We still cry now and then, call the new puppy by the wrong name we really miss him but the new puppy has us reminiscing about all the good times we had.


----------



## coppers-mom (Jan 9, 2009)

Sometimes it is hard to pick up the pieces and do it again, but I must say I think every one I've lost had the bigness of heart to truly wish their good fortune be paid foward to another.

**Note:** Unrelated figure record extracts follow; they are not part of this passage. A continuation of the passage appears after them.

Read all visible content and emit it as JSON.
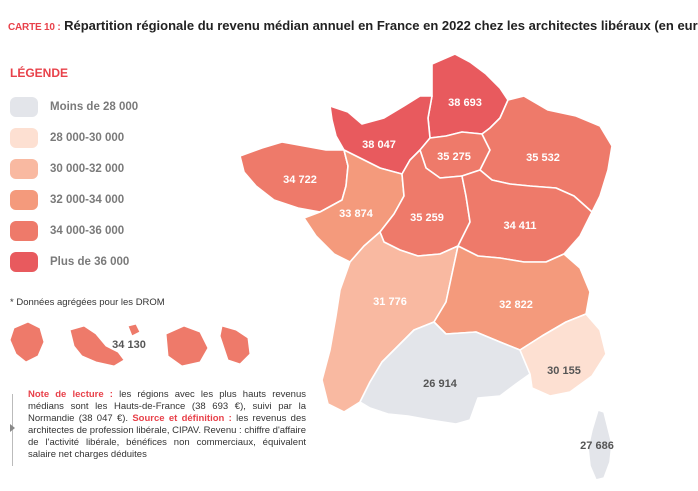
{
  "title": {
    "tag": "CARTE 10 :",
    "text": " Répartition régionale du revenu médian annuel en France en 2022 chez les architectes libéraux (en euros)"
  },
  "legend": {
    "title": "LÉGENDE",
    "items": [
      {
        "label": "Moins de 28 000",
        "color": "#e3e5ea"
      },
      {
        "label": "28 000-30 000",
        "color": "#fde0d2"
      },
      {
        "label": "30 000-32 000",
        "color": "#f9b9a1"
      },
      {
        "label": "32 000-34 000",
        "color": "#f49a7c"
      },
      {
        "label": "34 000-36 000",
        "color": "#ee7a6a"
      },
      {
        "label": "Plus de 36 000",
        "color": "#e85a5e"
      }
    ]
  },
  "drom_note": "* Données agrégées pour les DROM",
  "regions": {
    "hauts_de_france": "38 693",
    "normandie": "38 047",
    "ile_de_france": "35 275",
    "grand_est": "35 532",
    "bretagne": "34 722",
    "pays_de_la_loire": "33 874",
    "centre_val_de_loire": "35 259",
    "bourgogne_franche_comte": "34 411",
    "nouvelle_aquitaine": "31 776",
    "auvergne_rhone_alpes": "32 822",
    "occitanie": "26 914",
    "paca": "30 155",
    "corse": "27 686",
    "drom": "34 130"
  },
  "reading_note": {
    "label1": "Note de lecture :",
    "text1": " les régions avec les plus hauts revenus médians sont les Hauts-de-France (38 693 €), suivi par la Normandie (38 047 €). ",
    "label2": "Source et définition :",
    "text2": " les revenus des architectes de profession libérale, CIPAV. Revenu : chiffre d'affaire de l'activité libérale, bénéfices non commerciaux, équivalent salaire net charges déduites"
  }
}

Besides, it sure helps the heart heal.


----------



## fostermom (Sep 6, 2007)

I can't imagine not having a dog in my life. I am never replacing a previous pet, I am honoring them by bringing in a new one.


----------



## sdain31y (Jul 5, 2010)

Buddy's Mom Forever - you are one of the kindest and most caring person on the forum. You've always got an encouraging, helpful or supportive word for everyone. You've obviously got a giving heart and when you do, any dog will be lucky to be welcomed into your world.


----------



## CAROLINA MOM (May 12, 2009)

I don't think you can ever replace one dog with another, each dog is so unique and special in their own way and they bring something special to your life. You can choose to open your heart and home to another though.


*Buddy's mom*, when the time is right for you, I hope you find another dog to bring you love and joy again, and help your heart heal. Buddy wouldn't want you to be so sad.


----------